Doc-to-Atom: Learning to Compile and Compose Memory Atoms
2026-06-10 • Computation and Language
Computation and LanguageInformation Retrieval
AI summaryⓘ
The authors address the problem of slow and memory-heavy processing of long documents by large language models. They improve on a previous method called Doc-to-LoRA, which compresses document knowledge into one adapter but struggles with irrelevant information and scaling. Their new system, Doc-to-Atom, breaks documents into smaller, meaningful pieces called atoms, each with its own mini-adapter. At inference, only the relevant atoms are combined for a specific query, making the process more efficient and accurate. Tests on question-answering tasks show Doc-to-Atom is better and uses less memory than before.
Long input sequencesLarge Language ModelsAttention mechanismContext distillationLoRA adaptersDoc-to-LoRAParameter-efficient tuningCompositional memoryQuery routingMulti-objective distillation
Authors
Xingjian Diao, Wenbo Li, Yashas Malur Saidutta, Avinash Amballa, Lazar Valkov, Srinivas Chappidi
Abstract
Long input sequences are central to document understanding and multi-step reasoning in Large Language Models, yet the quadratic cost of attention makes inference both memory-intensive and slow.

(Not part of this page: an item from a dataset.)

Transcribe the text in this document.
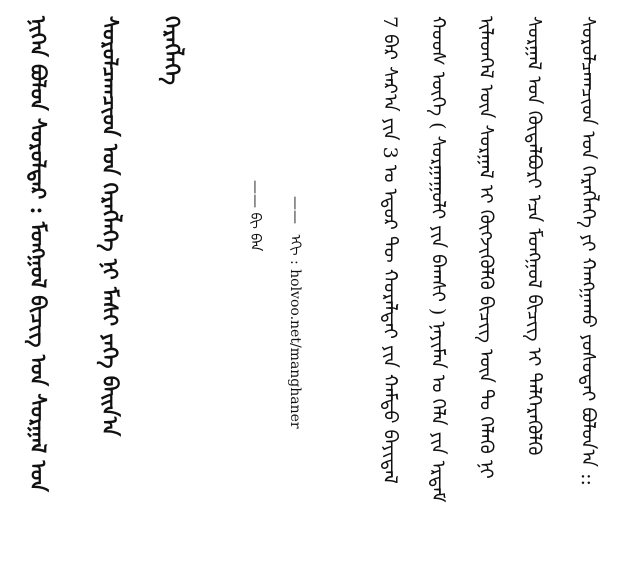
ᠨᠢᠭᠡᠨ ᠪᠤᠯᠤᠨ ᠰᠤᠷᠤᠯᠳᠠᠷ : ᠮᠣᠩᠭᠣᠯ ᠪᠢᠴᠢᠭ ᠤᠨ ᠰᠤᠷᠭᠠᠯ ᠤᠨ ᠰᠤᠷᠤᠯᠴᠠᠭᠴᠢᠳ ᠤᠨ ᠬᠡᠷᠡᠭᠯᠡᠭᠡ ᠨᠢ ᠮᠠᠰᠢ ᠶᠡᠬᠡ ᠪᠠᠢᠨ᠎ᠠ ᠬᠡᠷᠡᠭᠯᠡᠭᠡ
—— ᠪᠢ ᠪᠡᠨ —— ᠡᠬᠢ : holvoo.net/manghaner	7 ᠪᠠᠷ ᠰᠠᠷ᠎ᠠ ᠶᠢᠨ 3 ᠤ ᠡᠳᠦᠷ ᠲᠦ ᠬᠤᠷᠠᠯᠳᠠᠢ ᠶᠢᠨ ᠬᠠᠮᠲᠤ ᠪᠠᠶᠢᠳᠠᠯ ᠬᠣᠣᠰ ᠦᠭᠡ ( ᠰᠤᠷᠭᠠᠭᠤᠯᠢ ᠶᠢᠨ ᠪᠠᠭᠰᠢ ) ᠨᠠᠶᠢᠮᠠᠨ ᠤ ᠬᠡᠯᠡ ᠶᠢᠨ ᠡᠷᠳᠡᠮ ᠢᠯᠡᠳᠬᠡᠯ ᠦᠨ ᠰᠤᠷᠭᠠᠯ ᠢ ᠬᠥᠭᠵᠢᠭᠦᠯᠬᠦ ᠪᠢᠴᠢᠭ ᠦᠨ ᠲᠤ ᠬᠡᠯᠡᠬᠦ ᠨᠢ ᠰᠤᠷᠭᠠᠯ ᠤᠨ ᠬᠥᠲᠡᠯᠪᠦᠷᠢ ᠡᠴᠡ ᠮᠣᠩᠭᠣᠯ ᠪᠢᠴᠢᠭ ᠢ ᠳᠡᠯᠭᠡᠷᠡᠭᠦᠯᠬᠦ ᠰᠤᠷᠤᠯᠴᠠᠭᠴᠢᠳ ᠤᠨ ᠬᠡᠷᠡᠭᠯᠡᠭᠡ ᠶᠢ ᠬᠠᠩᠭᠠᠬᠤ ᠶᠤᠰᠤᠳᠠᠢ ᠪᠣᠯᠤᠨ᠎ᠠ ::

Context distillation mitigates this by compressing contextual information into model parameters, and recent work such as Doc-to-LoRA amortizes context distillation into a single forward pass that generates one LoRA adapter per document. However, producing a single monolithic adapter for all queries leads to irrelevant-query interference, limited compositional recall, and poor scalability to long-document reasoning. To address these challenges, we propose Doc-to-Atom (Doc2Atom), a compositional parametric memory framework that decomposes each document into semantically typed knowledge atoms. Each atom is compiled into an independent micro-LoRA adapter and a provenance retrieval key. At inference time, a lightweight query router selects and assembles only the relevant atoms into a query-specific adapter, which is then injected into a frozen base model. The entire system is trained end-to-end through a multi-objective distillation framework. Experiments on six diverse QA benchmarks demonstrate that Doc2Atom outperforms Doc-to-LoRA baselines while reducing the memory cost of document internalization.